Un des avantages des longs voyages en avion, c’est de regarder des films que l’on aurait pas pensé regarder ailleurs.

Ayant déjà vu presque toute la sélection présentée par Air France, je décide de m’arrêter sur The Age Of Adaline, bien que je ne sois pas très fan de l’actrice Blake Lively, que je trouve assez fade.

THE AGE OF ADALINE
De : Lee Toland Krieger
Avec : Blake Lively, Michiel Huisman, Harrison Ford, Ellen Burstyn, Kathy Baker

« Synopsis: Après un accident qui aurait dû lui être fatal, la belle Adaline cesse de vieillir. Aujourd’hui, bien qu’ayant vécu près de huit décennies, elle est toujours âgée de 29 ans. Après avoir mené une existence solitaire afin de ne jamais révéler son secret, une rencontre fortuite avec le philanthrope et charismatique Ellis Jones, va raviver sa passion de la vie et de l’amour. »

La première chose que j’ai aimé dans ce film, ce sont les images. Des lumières bleutées, donnant un air de temps anciens, rendant le film magique, envoûtant et élégant. La bande son, ainsi que le rythme lent du film sont également agréables.

L’histoire en elle-même est assez attendue. Pendant deux heures, nous n’avons pas beaucoup de surprises. Les explications scientifiques du phénomène présenté dans le film tiennent moyennement la route. Mais le propos n’est pas dans le suspens, ni dans la surprise, ni dans une explication véridique quelconque. Le thème est bien amené, le jeu est efficace, et notre intérêt est maintenu. Et finalement, le rôle que tient Blake Lively, mêlant force et fragilité, lui va parfaitement!
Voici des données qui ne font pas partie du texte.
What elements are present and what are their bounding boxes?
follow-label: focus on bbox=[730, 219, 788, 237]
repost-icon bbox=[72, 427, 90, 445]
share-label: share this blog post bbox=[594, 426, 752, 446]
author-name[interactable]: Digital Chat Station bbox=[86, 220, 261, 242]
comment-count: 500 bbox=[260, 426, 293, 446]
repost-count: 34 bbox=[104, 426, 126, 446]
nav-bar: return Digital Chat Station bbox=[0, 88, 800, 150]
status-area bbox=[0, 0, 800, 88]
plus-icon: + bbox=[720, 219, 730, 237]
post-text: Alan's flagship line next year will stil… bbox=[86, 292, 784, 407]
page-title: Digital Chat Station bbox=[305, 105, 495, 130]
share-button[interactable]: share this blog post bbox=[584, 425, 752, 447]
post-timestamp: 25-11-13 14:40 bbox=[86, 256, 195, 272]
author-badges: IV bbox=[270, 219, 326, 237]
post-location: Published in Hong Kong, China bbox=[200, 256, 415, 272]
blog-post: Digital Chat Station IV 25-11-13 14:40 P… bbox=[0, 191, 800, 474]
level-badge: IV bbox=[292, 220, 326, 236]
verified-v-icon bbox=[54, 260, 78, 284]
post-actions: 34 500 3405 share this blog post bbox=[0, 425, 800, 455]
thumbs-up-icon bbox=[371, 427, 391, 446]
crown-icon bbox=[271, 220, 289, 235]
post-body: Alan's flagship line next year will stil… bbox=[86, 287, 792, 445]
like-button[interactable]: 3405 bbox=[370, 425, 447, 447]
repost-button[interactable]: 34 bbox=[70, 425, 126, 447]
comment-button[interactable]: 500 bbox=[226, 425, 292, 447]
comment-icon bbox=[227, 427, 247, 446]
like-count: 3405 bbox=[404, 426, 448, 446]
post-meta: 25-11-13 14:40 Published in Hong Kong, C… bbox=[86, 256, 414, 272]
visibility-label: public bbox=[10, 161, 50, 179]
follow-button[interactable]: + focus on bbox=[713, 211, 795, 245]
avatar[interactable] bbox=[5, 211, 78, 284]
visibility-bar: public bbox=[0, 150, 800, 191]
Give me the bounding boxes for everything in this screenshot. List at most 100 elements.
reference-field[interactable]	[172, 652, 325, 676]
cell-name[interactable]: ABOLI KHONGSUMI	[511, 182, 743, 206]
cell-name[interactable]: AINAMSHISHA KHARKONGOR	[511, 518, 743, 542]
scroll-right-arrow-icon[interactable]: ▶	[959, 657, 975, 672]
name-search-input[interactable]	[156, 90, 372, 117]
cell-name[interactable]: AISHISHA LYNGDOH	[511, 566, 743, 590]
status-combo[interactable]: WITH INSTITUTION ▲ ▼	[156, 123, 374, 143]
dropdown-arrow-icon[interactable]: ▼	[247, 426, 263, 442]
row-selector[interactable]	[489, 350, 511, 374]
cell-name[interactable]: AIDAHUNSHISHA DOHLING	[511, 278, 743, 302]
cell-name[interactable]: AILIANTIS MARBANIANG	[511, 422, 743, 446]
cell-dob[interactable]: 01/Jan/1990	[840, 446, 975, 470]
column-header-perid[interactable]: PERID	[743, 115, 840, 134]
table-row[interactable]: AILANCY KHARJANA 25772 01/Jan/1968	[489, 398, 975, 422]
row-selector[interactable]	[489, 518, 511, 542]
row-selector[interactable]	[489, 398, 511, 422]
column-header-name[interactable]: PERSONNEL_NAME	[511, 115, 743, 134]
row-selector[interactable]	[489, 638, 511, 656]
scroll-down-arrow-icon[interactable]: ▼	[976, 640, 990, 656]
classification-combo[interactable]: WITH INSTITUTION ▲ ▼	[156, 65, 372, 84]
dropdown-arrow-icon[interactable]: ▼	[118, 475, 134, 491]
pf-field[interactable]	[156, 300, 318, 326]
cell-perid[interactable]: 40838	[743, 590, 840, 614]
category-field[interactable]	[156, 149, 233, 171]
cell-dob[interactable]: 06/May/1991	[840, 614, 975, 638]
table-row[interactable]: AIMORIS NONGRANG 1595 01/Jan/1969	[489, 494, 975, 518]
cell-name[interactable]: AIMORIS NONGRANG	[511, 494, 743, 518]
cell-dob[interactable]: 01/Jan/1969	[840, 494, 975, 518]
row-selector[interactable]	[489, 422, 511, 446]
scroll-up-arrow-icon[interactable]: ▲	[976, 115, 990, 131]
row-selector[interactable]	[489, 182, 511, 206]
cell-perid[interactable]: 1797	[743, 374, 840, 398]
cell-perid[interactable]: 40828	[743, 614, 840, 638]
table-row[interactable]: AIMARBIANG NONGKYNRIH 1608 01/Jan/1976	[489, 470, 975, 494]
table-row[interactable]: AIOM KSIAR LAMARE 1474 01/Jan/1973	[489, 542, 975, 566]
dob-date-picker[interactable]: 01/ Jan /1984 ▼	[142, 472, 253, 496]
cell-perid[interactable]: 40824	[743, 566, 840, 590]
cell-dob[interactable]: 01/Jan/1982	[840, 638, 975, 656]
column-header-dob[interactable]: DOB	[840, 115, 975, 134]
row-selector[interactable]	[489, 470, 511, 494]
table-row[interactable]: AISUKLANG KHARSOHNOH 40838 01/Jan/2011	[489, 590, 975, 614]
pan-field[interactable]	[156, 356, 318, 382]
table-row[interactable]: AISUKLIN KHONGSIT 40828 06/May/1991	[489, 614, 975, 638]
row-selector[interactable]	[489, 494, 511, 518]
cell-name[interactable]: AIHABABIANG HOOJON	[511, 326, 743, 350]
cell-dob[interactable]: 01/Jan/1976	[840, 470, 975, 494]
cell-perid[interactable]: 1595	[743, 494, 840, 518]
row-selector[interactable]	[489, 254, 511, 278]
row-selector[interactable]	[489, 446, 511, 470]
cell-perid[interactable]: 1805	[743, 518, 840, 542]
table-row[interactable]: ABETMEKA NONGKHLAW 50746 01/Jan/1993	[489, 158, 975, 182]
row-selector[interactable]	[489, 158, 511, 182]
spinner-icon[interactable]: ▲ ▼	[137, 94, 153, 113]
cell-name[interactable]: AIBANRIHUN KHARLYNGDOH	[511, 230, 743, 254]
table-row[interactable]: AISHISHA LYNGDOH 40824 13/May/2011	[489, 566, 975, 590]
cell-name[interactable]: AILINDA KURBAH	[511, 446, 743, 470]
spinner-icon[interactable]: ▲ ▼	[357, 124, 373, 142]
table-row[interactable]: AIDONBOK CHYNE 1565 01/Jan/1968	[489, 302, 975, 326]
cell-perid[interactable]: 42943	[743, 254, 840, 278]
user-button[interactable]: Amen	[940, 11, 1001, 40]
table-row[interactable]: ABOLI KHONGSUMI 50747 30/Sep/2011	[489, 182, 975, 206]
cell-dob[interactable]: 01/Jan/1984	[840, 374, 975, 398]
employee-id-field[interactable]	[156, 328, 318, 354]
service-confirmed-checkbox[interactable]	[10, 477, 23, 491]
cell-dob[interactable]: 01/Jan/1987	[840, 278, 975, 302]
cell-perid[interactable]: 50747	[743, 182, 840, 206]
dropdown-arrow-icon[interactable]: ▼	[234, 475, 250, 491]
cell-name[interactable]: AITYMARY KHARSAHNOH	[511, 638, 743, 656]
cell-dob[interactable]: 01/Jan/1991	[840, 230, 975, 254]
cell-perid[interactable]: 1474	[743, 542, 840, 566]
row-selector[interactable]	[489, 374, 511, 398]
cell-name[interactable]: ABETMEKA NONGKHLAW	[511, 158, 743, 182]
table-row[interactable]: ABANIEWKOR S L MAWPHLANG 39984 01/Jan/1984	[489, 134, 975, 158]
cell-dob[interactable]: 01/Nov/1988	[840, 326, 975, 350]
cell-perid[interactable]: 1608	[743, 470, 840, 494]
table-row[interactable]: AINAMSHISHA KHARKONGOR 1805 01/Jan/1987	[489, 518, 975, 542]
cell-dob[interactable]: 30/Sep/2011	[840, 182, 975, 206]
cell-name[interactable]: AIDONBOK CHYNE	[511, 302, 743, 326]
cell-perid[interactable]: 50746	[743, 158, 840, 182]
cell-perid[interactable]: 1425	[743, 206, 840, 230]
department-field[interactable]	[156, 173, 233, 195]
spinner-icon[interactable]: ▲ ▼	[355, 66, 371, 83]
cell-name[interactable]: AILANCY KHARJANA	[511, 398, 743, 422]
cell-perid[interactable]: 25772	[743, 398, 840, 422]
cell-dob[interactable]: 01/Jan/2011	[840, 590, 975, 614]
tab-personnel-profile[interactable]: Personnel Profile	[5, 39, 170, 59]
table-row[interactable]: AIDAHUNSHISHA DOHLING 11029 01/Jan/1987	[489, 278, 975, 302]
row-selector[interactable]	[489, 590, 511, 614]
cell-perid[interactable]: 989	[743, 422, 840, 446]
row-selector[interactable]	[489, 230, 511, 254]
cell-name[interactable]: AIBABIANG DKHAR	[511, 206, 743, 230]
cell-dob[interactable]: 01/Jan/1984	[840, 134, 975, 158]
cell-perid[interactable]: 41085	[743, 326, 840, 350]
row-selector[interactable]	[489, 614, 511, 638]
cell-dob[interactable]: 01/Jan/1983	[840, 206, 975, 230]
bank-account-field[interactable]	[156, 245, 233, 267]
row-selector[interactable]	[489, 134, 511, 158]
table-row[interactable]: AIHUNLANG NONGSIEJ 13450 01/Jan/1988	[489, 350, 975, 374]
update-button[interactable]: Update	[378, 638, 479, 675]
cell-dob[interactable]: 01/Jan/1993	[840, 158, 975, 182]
L’interprétation personnelle que j’ai faite de ce film, est qu’il pourrait s’agir d’une métaphore de ce qu’on appelle les « vieilles âmes », ces personnes qui semblent intemporelles. Parfois, de jeunes personnes semblent avoir traversé les années, connaître énormément de choses sans y avoir été confrontées, être blessées plus facilement comme si certains évènements leur rappelait d’anciens traumatismes, posséder une certaine sagesse au fond de leur regard… Parfois, nous rencontrons des personnes que nous avons connus dans la passé / dans une autre vie : ces rencontres ne sont pas improbables, présentées telles quelles dans le film oui, mais ce sont des impressions que l’on a parfois dans la vie, d’avoir déjà rencontré une personne, d’avoir un passé commun, une histoire commune. Le côté solitaire d’Adaline, pour des raisons de sécurité dans le film, rappelle aussi un des traits de personnalité des vieilles âmes.

L’opposition de l’éphémère et de la vie éternelle me fait penser à l’opposition corps et esprit. Le corps meurt, mais l’âme reste, éternellement. Elle a besoin de se renouveler dans un nouveau corps, puis, plus elle est vieille, plus elle fait preuve de sagesse. Alors finalement, laisser le corps vieillir ne serait pas une malédiction, mais plutôt l’inverse.